Cantus in Memory of Benjamin Britten
Sergej Krylov (violin)
London Philharmonic Choir
London Philharmonic Orchestra
Reviewed by: Curtis Rogers
Reviewed: 6 November, 2013
Venue: Southbank Centre, London – Royal Festival Hall
As the Southbank Centre’s exploration of the music of the 20th-century edges closer to the year 2000, it reveals the intriguing fact that composers at that time increasingly drew inspiration again from religious experience, after various atheistic, or at least secular, regimes had attempted to sideline or eradicate belief from public life. The pieces in this programme also demonstrate how composers have also looked to musical influences and traditions of the past.
Sofia Gubaidulina’s Offertorium – a violin concerto in all but name, composed for Gidon Kremer in 1980 – muses upon the subject of donation and sacrifice, taking the enigmatic theme of J. S. Bach’s The Musical Offering as its basic building block. It quotes Webern’s re-composition of it in klangfarbenmelodie form (from his transcription of the ‘Ricercar a 6’) before then dissecting and developing its several components. In doing so through the medium of a concertante work, it surely also recalls Berg’s Violin Concerto with its use of Bach’s chorale ‘Es ist genug’ (It is enough) as the means to its spiritual and emotional consummation.
Sergej Krylov’s violent attack upon the appearance and development of Bach’s theme resembled a desperate struggle to fight off an evil force – certainly a contrast to the comparatively more elegiac approach of Kremer’s recording with the Boston Symphony Orchestra. Tõnu Kaljuste matched Krylov with an agitated performance of the orchestral episodes in the first two movements – fluttering winds and trumpets sounding like sirens, and tremolo passages in the strings sounding deliberately unsettled. However conductor and violinist held firm control over their rendition of the score and its wider emotional purpose, as Krylov maintained a consistently focused and sonorous tone (never itself harsh), and a clear dialogue with the LPO. Kaljuste also ensured an urgent pace to the music’s development, and an impressively synchronised execution of the screaming glissandos passed among the strings at one point, towards the end of the first movement, like an acrimonious conversation, adding to the sense of upheaval.
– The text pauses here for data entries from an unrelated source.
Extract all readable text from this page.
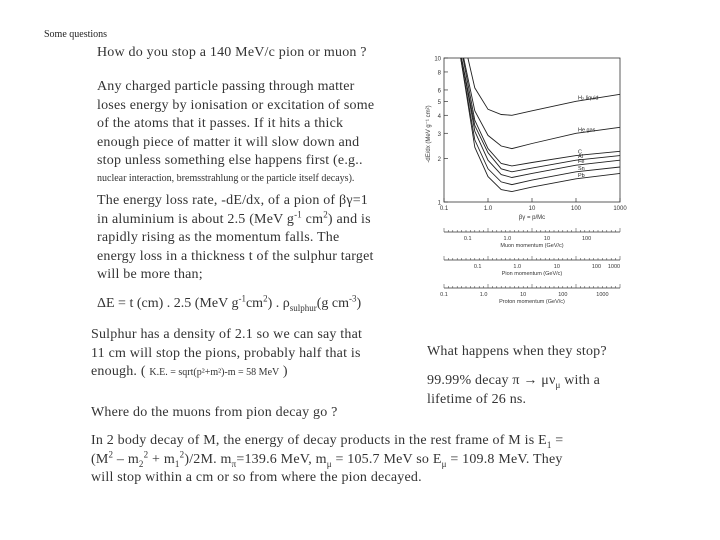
Some questions
How do you stop a 140 MeV/c pion or muon ?
Any charged particle passing through matter
loses energy by ionisation or excitation of some
of the atoms that it passes. If it hits a thick
enough piece of matter it will slow down and
stop unless something else happens first (e.g..
nuclear interaction, bremsstrahlung or the particle itself decays).
The energy loss rate, -dE/dx, of a pion of βγ=1
in aluminium is about 2.5 (MeV $g^{-1}$ $cm^2$) and is
rapidly rising as the momentum falls. The
energy loss in a thickness t of the sulphur target
will be more than;
ΔE = t (cm) . 2.5 (MeV $g^{-1}cm^2$) . $\rho_{sulphur}(g$ $cm^{-3}$)
Sulphur has a density of 2.1 so we can say that
11 cm will stop the pions, probably half that is
enough. ( K.E. = sqrt(p²+m²)-m = 58 MeV )
Where do the muons from pion decay go ?
What happens when they stop?
99.99% decay $\pi \to \mu\nu_\mu$ with a
lifetime of 26 ns.
In 2 body decay of M, the energy of decay products in the rest frame of M is $E_1$ =
$(M^2 - m_2^2 + m_1^2)/2M$. $m_\pi=139.6$ MeV, $m_\mu = 105.7$ MeV so $E_\mu = 109.8$ MeV. They
will stop within a cm or so from where the pion decayed.
10
8
6
5
4
3
2
1
0.1	1.0	10	100	1000
βγ = p/Mc
-dE/dx (MeV g⁻¹ cm²)
H₂ liquid
He gas
C
Al
Fe
Sn
Pb
0.1	1.0	10	100
Muon momentum (GeV/c)
0.1	1.0	10	100 1000
Pion momentum (GeV/c)
0.1	1.0	10	100	1000
Proton momentum (GeV/c)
With the emergence of a melody resembling an Orthodox hymn in the finale, like a memory rising up to assert itself in noble and resilient protest at the foregoing maelstrom of violence and nihilism, Krylov played with a still greater richness of tone without sounding sentimental or affected. The development of the hymn and the resolution of the Bach theme came then as the satisfying, redemptive conclusion in this ably navigated performance. It was all the more touching that Gubaidulina herself was present to take a bow.
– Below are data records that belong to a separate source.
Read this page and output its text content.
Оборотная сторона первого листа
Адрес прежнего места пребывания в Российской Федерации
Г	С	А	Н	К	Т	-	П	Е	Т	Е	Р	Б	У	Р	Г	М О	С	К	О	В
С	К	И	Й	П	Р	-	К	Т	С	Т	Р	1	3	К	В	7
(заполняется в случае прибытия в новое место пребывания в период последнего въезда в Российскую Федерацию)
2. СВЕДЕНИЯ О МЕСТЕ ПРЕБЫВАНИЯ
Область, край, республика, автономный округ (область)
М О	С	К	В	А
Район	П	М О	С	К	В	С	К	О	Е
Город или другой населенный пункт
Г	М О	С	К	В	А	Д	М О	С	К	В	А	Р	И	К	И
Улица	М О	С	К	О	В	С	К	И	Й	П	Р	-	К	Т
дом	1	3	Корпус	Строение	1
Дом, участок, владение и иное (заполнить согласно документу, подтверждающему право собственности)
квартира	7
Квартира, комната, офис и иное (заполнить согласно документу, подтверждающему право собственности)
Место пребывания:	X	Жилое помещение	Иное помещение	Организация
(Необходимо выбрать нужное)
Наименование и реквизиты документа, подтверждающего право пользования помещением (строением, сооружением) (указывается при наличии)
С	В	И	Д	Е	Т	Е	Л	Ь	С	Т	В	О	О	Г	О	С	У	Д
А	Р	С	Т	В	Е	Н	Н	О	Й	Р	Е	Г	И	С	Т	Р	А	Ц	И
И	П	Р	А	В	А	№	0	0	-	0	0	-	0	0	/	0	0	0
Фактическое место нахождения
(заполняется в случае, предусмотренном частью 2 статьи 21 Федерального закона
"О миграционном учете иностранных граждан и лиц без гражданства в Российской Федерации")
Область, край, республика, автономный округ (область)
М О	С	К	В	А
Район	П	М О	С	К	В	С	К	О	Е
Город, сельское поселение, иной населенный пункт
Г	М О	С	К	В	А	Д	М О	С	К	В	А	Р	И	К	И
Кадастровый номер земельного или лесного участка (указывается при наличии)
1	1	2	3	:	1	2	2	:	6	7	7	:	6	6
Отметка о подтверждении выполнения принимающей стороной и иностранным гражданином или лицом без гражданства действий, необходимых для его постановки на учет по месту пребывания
Arvo Pärt’s Magnificat (1989) and Cantus in memoriam Benjamin Britten (1977) were taken as a pair, the tolling bell of the latter striking up almost immediately after the final strain of the former. The London Philharmonic Choir sang the canticle with quiet devotion, but was rather tentative. Admittedly, the deadening acoustic of a full concert hall did not help, or the imprecise intonation of chords (and even of unison notes) at the beginning of phrases, but the performance was somewhat stodgy and redolent of an indifferently performed service of Anglican evensong rather than the haunting mysticism of Pärt’s “holy minimalism” style. The Cantus was earthy and grey in effect, rather than radiating an icily crisp ambience, but arguably this better suited its indeterminate A minor. Kaljuste extracted a rhythmical, drooping lilt to the descending scales, but overall the rendition seemed stiff, the final sustained chord sombre and tragic rather than searing.
Choir and orchestra were more-supple in the Berlin Mass (1990). Certainly the singers responded better to the flashes of brighter, major tonalities in the ‘Gloria’, the choppy snatches of melody in the ‘Credo’ and the rhythmic oscillations in the interpolated sequence ‘Veni Sancte Spiritus’, although there were further intonation problems at the beginning of phrases, whilst the plainsong sections of the two ‘Alleluia’ movements lacked mystery. But the mellow tone of the solo soprano singing at a low pitch in the ‘Kyrie’ called to mind those occasions in Vaughan Williams’s music where a solo viola rhapsodises. In such ways this performance of the Berlin Mass evoked a private, if hopeful, religious experience.